Puerto Rico/U.S. Virgin Islands Storm Surge & Waves
Project Lead: Andre van der Westhuysen, NOAA NCEP
CO-PIs: Joannes Westerink, University of Notre Dame
Collaborators: Juan Gonzalez (CariCOOS/Wood Group PLC), Julio Morell (CariCOOS), Aurelio Mercado (UPRM), Reniel Calzada (UPRM/NOAA CSL), Volker Roeber (University of Hawaii), Dongming Yang (NOAA NCEP), Hugh Cobb (NOAA NCEP NHC), Carlos Anselmi (NOAA NWS San Juan Forecast Office), Ernesto Rodriguez (NOAA NWS San Juan Forecast Office) , Luis Aponte (UPRM)
Federal Partners: Jamie Rhome (NOAA NVEP NHC), Jane Smith (USACE ERDC)

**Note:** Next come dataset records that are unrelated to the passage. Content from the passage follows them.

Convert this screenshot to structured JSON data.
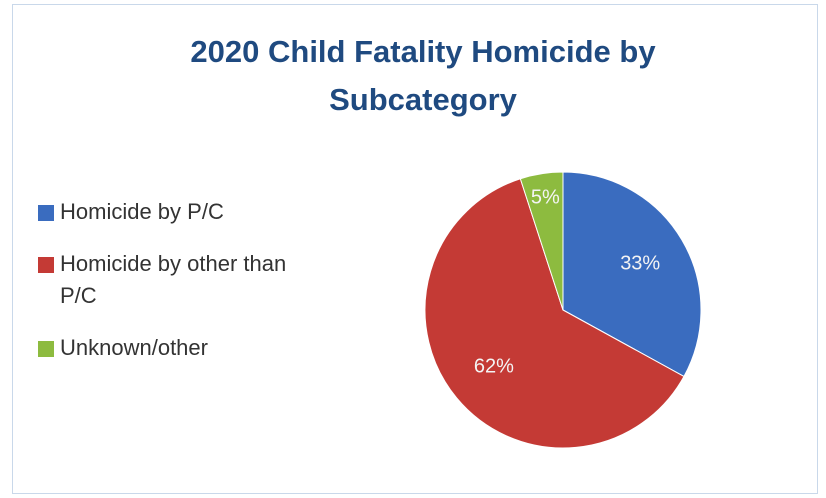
{
  "chart_data": {
    "type": "pie",
    "title": "2020 Child Fatality Homicide by Subcategory",
    "categories": [
      "Homicide by P/C",
      "Homicide by other than P/C",
      "Unknown/other"
    ],
    "values": [
      33,
      62,
      5
    ],
    "value_labels": [
      "33%",
      "62%",
      "5%"
    ],
    "colors": [
      "#3a6cbf",
      "#c43a35",
      "#8dbb3f"
    ],
    "legend": "left"
  }
}
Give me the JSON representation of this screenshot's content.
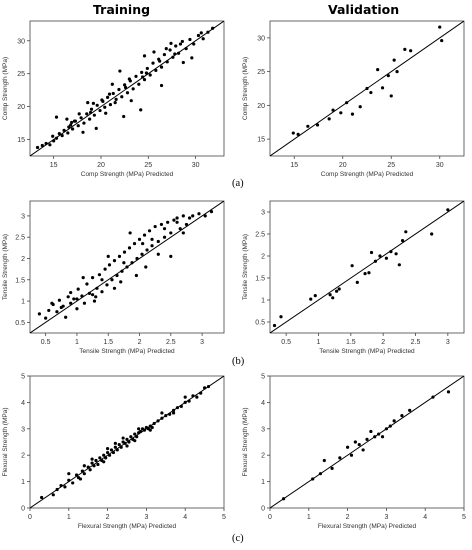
{
  "column_titles": {
    "left": "Training",
    "right": "Validation"
  },
  "panel_labels": [
    "(a)",
    "(b)",
    "(c)"
  ],
  "chart_data": [
    {
      "id": "a-training",
      "type": "scatter",
      "xlabel": "Comp Strength (MPa) Predicted",
      "ylabel": "Comp Strength (MPa)",
      "xlim": [
        12.5,
        33
      ],
      "ylim": [
        12.5,
        33
      ],
      "xticks": [
        15,
        20,
        25,
        30
      ],
      "yticks": [
        15,
        20,
        25,
        30
      ],
      "fit_line": [
        [
          12.5,
          12.5
        ],
        [
          33,
          33
        ]
      ],
      "points": [
        [
          13.3,
          13.8
        ],
        [
          13.8,
          14.1
        ],
        [
          14.2,
          14.4
        ],
        [
          14.6,
          14.2
        ],
        [
          15.0,
          14.8
        ],
        [
          15.3,
          15.2
        ],
        [
          15.6,
          15.9
        ],
        [
          15.9,
          15.6
        ],
        [
          16.1,
          16.4
        ],
        [
          16.5,
          16.0
        ],
        [
          16.8,
          17.2
        ],
        [
          17.0,
          16.6
        ],
        [
          17.3,
          17.8
        ],
        [
          17.6,
          17.1
        ],
        [
          17.9,
          18.3
        ],
        [
          18.2,
          17.5
        ],
        [
          18.5,
          18.9
        ],
        [
          18.8,
          18.1
        ],
        [
          19.0,
          19.6
        ],
        [
          19.3,
          18.7
        ],
        [
          19.6,
          20.2
        ],
        [
          19.9,
          19.4
        ],
        [
          20.2,
          20.8
        ],
        [
          20.4,
          19.9
        ],
        [
          20.7,
          21.4
        ],
        [
          21.0,
          20.3
        ],
        [
          21.3,
          22.0
        ],
        [
          21.6,
          21.1
        ],
        [
          21.9,
          22.6
        ],
        [
          22.2,
          21.5
        ],
        [
          22.5,
          23.3
        ],
        [
          22.8,
          22.1
        ],
        [
          23.1,
          23.9
        ],
        [
          23.4,
          22.7
        ],
        [
          23.7,
          24.6
        ],
        [
          24.0,
          23.4
        ],
        [
          24.3,
          25.2
        ],
        [
          24.6,
          24.1
        ],
        [
          24.9,
          25.8
        ],
        [
          25.2,
          24.8
        ],
        [
          25.5,
          26.6
        ],
        [
          25.8,
          25.5
        ],
        [
          26.1,
          27.2
        ],
        [
          26.4,
          26.0
        ],
        [
          26.7,
          27.9
        ],
        [
          27.0,
          26.8
        ],
        [
          27.3,
          28.6
        ],
        [
          27.6,
          27.5
        ],
        [
          27.9,
          29.2
        ],
        [
          28.2,
          28.1
        ],
        [
          28.6,
          29.9
        ],
        [
          29.0,
          28.8
        ],
        [
          29.4,
          30.2
        ],
        [
          29.8,
          29.5
        ],
        [
          30.3,
          30.8
        ],
        [
          30.8,
          30.3
        ],
        [
          31.3,
          31.3
        ],
        [
          31.8,
          31.9
        ],
        [
          15.3,
          18.4
        ],
        [
          16.4,
          18.1
        ],
        [
          17.2,
          17.8
        ],
        [
          18.1,
          16.1
        ],
        [
          18.6,
          20.6
        ],
        [
          19.5,
          16.7
        ],
        [
          20.5,
          19.0
        ],
        [
          21.2,
          23.4
        ],
        [
          22.0,
          25.4
        ],
        [
          22.4,
          18.5
        ],
        [
          23.2,
          20.9
        ],
        [
          24.2,
          19.5
        ],
        [
          24.6,
          27.7
        ],
        [
          25.6,
          28.3
        ],
        [
          26.4,
          23.2
        ],
        [
          27.4,
          29.6
        ],
        [
          28.7,
          26.7
        ],
        [
          29.6,
          27.4
        ],
        [
          30.6,
          31.2
        ],
        [
          16.6,
          16.9
        ],
        [
          17.7,
          18.9
        ],
        [
          19.2,
          20.5
        ],
        [
          20.9,
          21.9
        ],
        [
          22.6,
          22.9
        ],
        [
          24.4,
          24.5
        ],
        [
          26.9,
          28.8
        ],
        [
          28.4,
          29.5
        ],
        [
          14.9,
          15.5
        ],
        [
          16.9,
          17.6
        ],
        [
          18.9,
          19.1
        ],
        [
          20.1,
          21.0
        ],
        [
          21.5,
          20.6
        ],
        [
          23.0,
          24.2
        ],
        [
          24.8,
          25.1
        ],
        [
          26.2,
          26.9
        ],
        [
          27.8,
          28.0
        ]
      ]
    },
    {
      "id": "a-validation",
      "type": "scatter",
      "xlabel": "Comp Strength (MPa) Predicted",
      "ylabel": "Comp Strength (MPa)",
      "xlim": [
        12.5,
        32.5
      ],
      "ylim": [
        12.5,
        32.5
      ],
      "xticks": [
        15,
        20,
        25,
        30
      ],
      "yticks": [
        15,
        20,
        25,
        30
      ],
      "fit_line": [
        [
          12.5,
          12.5
        ],
        [
          32.5,
          32.5
        ]
      ],
      "points": [
        [
          14.9,
          15.9
        ],
        [
          15.4,
          15.7
        ],
        [
          16.4,
          16.9
        ],
        [
          17.4,
          17.1
        ],
        [
          18.6,
          18.0
        ],
        [
          19.0,
          19.3
        ],
        [
          19.8,
          18.9
        ],
        [
          20.4,
          20.4
        ],
        [
          21.0,
          18.7
        ],
        [
          21.8,
          19.8
        ],
        [
          22.5,
          22.5
        ],
        [
          22.9,
          21.9
        ],
        [
          23.6,
          25.3
        ],
        [
          24.1,
          22.6
        ],
        [
          24.7,
          24.4
        ],
        [
          25.0,
          21.4
        ],
        [
          25.3,
          26.7
        ],
        [
          25.6,
          25.0
        ],
        [
          26.4,
          28.3
        ],
        [
          27.0,
          28.1
        ],
        [
          30.0,
          31.6
        ],
        [
          30.2,
          29.6
        ]
      ]
    },
    {
      "id": "b-training",
      "type": "scatter",
      "xlabel": "Tensile Strength (MPa) Predicted",
      "ylabel": "Tensile Strength (MPa)",
      "xlim": [
        0.25,
        3.35
      ],
      "ylim": [
        0.25,
        3.35
      ],
      "xticks": [
        0.5,
        1,
        1.5,
        2,
        2.5,
        3
      ],
      "yticks": [
        0.5,
        1,
        1.5,
        2,
        2.5,
        3
      ],
      "fit_line": [
        [
          0.25,
          0.25
        ],
        [
          3.35,
          3.35
        ]
      ],
      "points": [
        [
          0.4,
          0.7
        ],
        [
          0.5,
          0.6
        ],
        [
          0.55,
          0.78
        ],
        [
          0.62,
          0.92
        ],
        [
          0.68,
          0.75
        ],
        [
          0.72,
          1.02
        ],
        [
          0.78,
          0.88
        ],
        [
          0.82,
          0.62
        ],
        [
          0.86,
          1.1
        ],
        [
          0.9,
          0.95
        ],
        [
          0.95,
          1.05
        ],
        [
          1.0,
          0.82
        ],
        [
          1.02,
          1.28
        ],
        [
          1.08,
          1.12
        ],
        [
          1.12,
          0.95
        ],
        [
          1.16,
          1.4
        ],
        [
          1.2,
          1.18
        ],
        [
          1.25,
          1.55
        ],
        [
          1.28,
          1.0
        ],
        [
          1.32,
          1.3
        ],
        [
          1.36,
          1.62
        ],
        [
          1.4,
          1.22
        ],
        [
          1.45,
          1.75
        ],
        [
          1.48,
          1.38
        ],
        [
          1.52,
          1.85
        ],
        [
          1.56,
          1.5
        ],
        [
          1.6,
          1.95
        ],
        [
          1.64,
          1.6
        ],
        [
          1.68,
          2.05
        ],
        [
          1.72,
          1.7
        ],
        [
          1.76,
          2.15
        ],
        [
          1.8,
          1.8
        ],
        [
          1.84,
          2.25
        ],
        [
          1.88,
          1.9
        ],
        [
          1.92,
          2.35
        ],
        [
          1.96,
          2.0
        ],
        [
          2.0,
          2.45
        ],
        [
          2.04,
          2.1
        ],
        [
          2.08,
          2.55
        ],
        [
          2.12,
          2.2
        ],
        [
          2.16,
          2.65
        ],
        [
          2.2,
          2.3
        ],
        [
          2.25,
          2.75
        ],
        [
          2.3,
          2.4
        ],
        [
          2.35,
          2.8
        ],
        [
          2.4,
          2.5
        ],
        [
          2.45,
          2.85
        ],
        [
          2.5,
          2.6
        ],
        [
          2.55,
          2.9
        ],
        [
          2.6,
          2.95
        ],
        [
          2.65,
          2.7
        ],
        [
          2.7,
          3.0
        ],
        [
          2.75,
          2.8
        ],
        [
          2.8,
          2.95
        ],
        [
          2.85,
          3.0
        ],
        [
          2.95,
          3.05
        ],
        [
          3.05,
          3.0
        ],
        [
          3.15,
          3.1
        ],
        [
          0.6,
          0.95
        ],
        [
          0.9,
          1.2
        ],
        [
          1.1,
          1.55
        ],
        [
          1.3,
          1.1
        ],
        [
          1.5,
          2.05
        ],
        [
          1.7,
          1.45
        ],
        [
          1.85,
          2.6
        ],
        [
          1.95,
          1.6
        ],
        [
          2.1,
          1.8
        ],
        [
          2.3,
          2.1
        ],
        [
          2.5,
          2.05
        ],
        [
          2.7,
          2.6
        ],
        [
          1.0,
          1.05
        ],
        [
          1.4,
          1.5
        ],
        [
          1.75,
          1.9
        ],
        [
          2.05,
          2.35
        ],
        [
          2.4,
          2.7
        ],
        [
          0.75,
          0.85
        ],
        [
          1.25,
          1.15
        ],
        [
          1.6,
          1.3
        ],
        [
          2.2,
          2.45
        ],
        [
          2.6,
          2.85
        ]
      ]
    },
    {
      "id": "b-validation",
      "type": "scatter",
      "xlabel": "Tensile Strength (MPa) Predicted",
      "ylabel": "Tensile Strength (MPa)",
      "xlim": [
        0.25,
        3.25
      ],
      "ylim": [
        0.25,
        3.25
      ],
      "xticks": [
        0.5,
        1,
        1.5,
        2,
        2.5,
        3
      ],
      "yticks": [
        0.5,
        1,
        1.5,
        2,
        2.5,
        3
      ],
      "fit_line": [
        [
          0.25,
          0.25
        ],
        [
          3.25,
          3.25
        ]
      ],
      "points": [
        [
          0.32,
          0.42
        ],
        [
          0.42,
          0.62
        ],
        [
          0.88,
          1.02
        ],
        [
          0.95,
          1.1
        ],
        [
          1.18,
          1.12
        ],
        [
          1.22,
          1.05
        ],
        [
          1.28,
          1.2
        ],
        [
          1.32,
          1.25
        ],
        [
          1.52,
          1.78
        ],
        [
          1.6,
          1.4
        ],
        [
          1.72,
          1.6
        ],
        [
          1.78,
          1.62
        ],
        [
          1.82,
          2.08
        ],
        [
          1.88,
          1.88
        ],
        [
          1.95,
          2.0
        ],
        [
          2.05,
          1.95
        ],
        [
          2.12,
          2.1
        ],
        [
          2.2,
          2.05
        ],
        [
          2.25,
          1.8
        ],
        [
          2.3,
          2.35
        ],
        [
          2.35,
          2.55
        ],
        [
          2.75,
          2.5
        ],
        [
          3.0,
          3.05
        ]
      ]
    },
    {
      "id": "c-training",
      "type": "scatter",
      "xlabel": "Flexural Strength (MPa) Predicted",
      "ylabel": "Flexural Strength (MPa)",
      "xlim": [
        0,
        5
      ],
      "ylim": [
        0,
        5
      ],
      "xticks": [
        0,
        1,
        2,
        3,
        4,
        5
      ],
      "yticks": [
        0,
        1,
        2,
        3,
        4,
        5
      ],
      "fit_line": [
        [
          0,
          0
        ],
        [
          5,
          5
        ]
      ],
      "points": [
        [
          0.3,
          0.4
        ],
        [
          0.6,
          0.5
        ],
        [
          0.7,
          0.7
        ],
        [
          0.9,
          0.8
        ],
        [
          1.0,
          1.05
        ],
        [
          1.1,
          0.95
        ],
        [
          1.2,
          1.25
        ],
        [
          1.25,
          1.15
        ],
        [
          1.35,
          1.4
        ],
        [
          1.4,
          1.3
        ],
        [
          1.5,
          1.55
        ],
        [
          1.55,
          1.45
        ],
        [
          1.6,
          1.7
        ],
        [
          1.65,
          1.6
        ],
        [
          1.7,
          1.8
        ],
        [
          1.75,
          1.65
        ],
        [
          1.8,
          1.9
        ],
        [
          1.85,
          1.8
        ],
        [
          1.9,
          2.0
        ],
        [
          1.95,
          1.9
        ],
        [
          2.0,
          2.1
        ],
        [
          2.05,
          2.0
        ],
        [
          2.1,
          2.2
        ],
        [
          2.15,
          2.1
        ],
        [
          2.2,
          2.3
        ],
        [
          2.25,
          2.2
        ],
        [
          2.3,
          2.4
        ],
        [
          2.35,
          2.3
        ],
        [
          2.4,
          2.5
        ],
        [
          2.45,
          2.45
        ],
        [
          2.5,
          2.6
        ],
        [
          2.55,
          2.5
        ],
        [
          2.6,
          2.7
        ],
        [
          2.65,
          2.6
        ],
        [
          2.7,
          2.8
        ],
        [
          2.75,
          2.7
        ],
        [
          2.8,
          2.85
        ],
        [
          2.85,
          2.9
        ],
        [
          2.9,
          3.0
        ],
        [
          2.95,
          2.95
        ],
        [
          3.0,
          3.05
        ],
        [
          3.05,
          3.0
        ],
        [
          3.1,
          3.1
        ],
        [
          3.15,
          3.05
        ],
        [
          3.2,
          3.2
        ],
        [
          3.3,
          3.3
        ],
        [
          3.4,
          3.4
        ],
        [
          3.5,
          3.5
        ],
        [
          3.6,
          3.55
        ],
        [
          3.7,
          3.7
        ],
        [
          3.8,
          3.8
        ],
        [
          3.9,
          3.85
        ],
        [
          4.0,
          4.0
        ],
        [
          4.1,
          4.05
        ],
        [
          4.2,
          4.25
        ],
        [
          4.3,
          4.2
        ],
        [
          4.4,
          4.35
        ],
        [
          4.5,
          4.55
        ],
        [
          4.6,
          4.6
        ],
        [
          1.0,
          1.3
        ],
        [
          1.3,
          1.1
        ],
        [
          1.6,
          1.85
        ],
        [
          1.9,
          1.75
        ],
        [
          2.2,
          2.45
        ],
        [
          2.5,
          2.35
        ],
        [
          2.8,
          3.0
        ],
        [
          3.1,
          2.95
        ],
        [
          3.4,
          3.6
        ],
        [
          3.7,
          3.6
        ],
        [
          4.0,
          4.2
        ],
        [
          2.0,
          2.25
        ],
        [
          2.4,
          2.65
        ],
        [
          2.7,
          2.55
        ],
        [
          1.4,
          1.6
        ],
        [
          0.8,
          0.85
        ]
      ]
    },
    {
      "id": "c-validation",
      "type": "scatter",
      "xlabel": "Flexural Strength (MPa) Predicted",
      "ylabel": "Flexural Strength (MPa)",
      "xlim": [
        0,
        5
      ],
      "ylim": [
        0,
        5
      ],
      "xticks": [
        0,
        1,
        2,
        3,
        4,
        5
      ],
      "yticks": [
        0,
        1,
        2,
        3,
        4,
        5
      ],
      "fit_line": [
        [
          0,
          0
        ],
        [
          5,
          5
        ]
      ],
      "points": [
        [
          0.35,
          0.35
        ],
        [
          1.1,
          1.1
        ],
        [
          1.3,
          1.3
        ],
        [
          1.4,
          1.8
        ],
        [
          1.6,
          1.5
        ],
        [
          1.8,
          1.9
        ],
        [
          2.0,
          2.3
        ],
        [
          2.1,
          2.0
        ],
        [
          2.2,
          2.5
        ],
        [
          2.3,
          2.4
        ],
        [
          2.4,
          2.2
        ],
        [
          2.5,
          2.6
        ],
        [
          2.6,
          2.9
        ],
        [
          2.7,
          2.7
        ],
        [
          2.8,
          2.8
        ],
        [
          2.9,
          2.7
        ],
        [
          3.0,
          3.0
        ],
        [
          3.1,
          3.1
        ],
        [
          3.2,
          3.3
        ],
        [
          3.4,
          3.5
        ],
        [
          3.6,
          3.7
        ],
        [
          4.2,
          4.2
        ],
        [
          4.6,
          4.4
        ]
      ]
    }
  ]
}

Project Overview and Results
The goal of this COMT project is to extend the present wave/surge operational forecasting capability from mild-sloped coastal areas such as the US East and Gulf of Mexico coasts to steep-sloped areas such as around Caribbean and Pacific islands and transition this capability to NOAA’s National Hurricane Center and local WFOs. Broad project objectives are to: (1) compile a data set of observations collected around Puerto Rico and the USVI by the IOOS Caribbean Regional Association; (2) evaluate multiple, coupled wave/surge/inundation models against this data; (3) recommend the most suitable model for transition to operations and (4) assist with the transition. These outcomes will also be applicable to U.S. island regions in the Pacific and may therefore guide future implementations at NOAA’s Central Pacific Hurricane Center.
U.S. island regions in the Caribbean and Pacific pose many challenges to the accurate modeling and prediction of hazardous wave-dominated storm surge inundation events. The relative importance of physical processes leading to inundation in steep-sloped, reef-edged island environments differs from those in milder-sloped mainland environments. Relatively little research has been done in these environments, constituting a significant knowledge gap. To compound this uncertainty, little observational data are available in many island environments. As a result, the U.S. National Weather Service (NWS) currently lacks operational surge and inundation guidance for these regions. An exception to this general data scarcity is Puerto Rico and the U.S. Virgin Islands (USVI), which frequently experience strong tropical and extra-tropical storms resulting in high waves, storm surge, and river flooding. A large number of observational instruments have been deployed here, many by IOOS Caribbean Regional Association partners, creating a valuable resource for the evaluation and advancement of operational wave/surge/inundation models of these areas.
Three teams – an operational assessment team (federal user group), a numerical modeling team and a data management team – will work together to understand the driving processes of sea level variability in deep ocean island geographies, understand the robustness and accuracy of a variety of wind products, and to discern the ability to forecast tides, storm events and intra-annual variability.
Specifically in the wake of Hurricanes Irma and Maria in September of 2017, detailed hindcasts were performed of these storm events using a high fidelity research grade ADCIRC+SWAN model of the Caribbean and Puerto Rico / U.S. Virgin Islands (PR/USVI), NOAA’s ADCIRC-driven HSOFS operational mesh, and NOAA NHC’s SLOSH using the latest PR/USVI grid. Furthermore, the impact of baroclinic processes on intra-annual and storm driven sea level variability is evaluated. The results from these studies are described in a sequence of two Journal of Geophysical Research papers (REF here; in review).
In addition, two sets of ancillary simulation sets were also developed as a result of the work and developments made in this project. The first are detailed analyses and hindcasts of Hurricanes Georges (1998) and Irene (2011). Unfortunately, the lack of highly reliable hindcast winds and/or water level data for these storms did not make for sufficiently reliable hindcasts to draw conclusions about the storm physics and/or model inter-comparisons. In addition, a statistical response probability set was developed with the SLOSH PR/USVI model.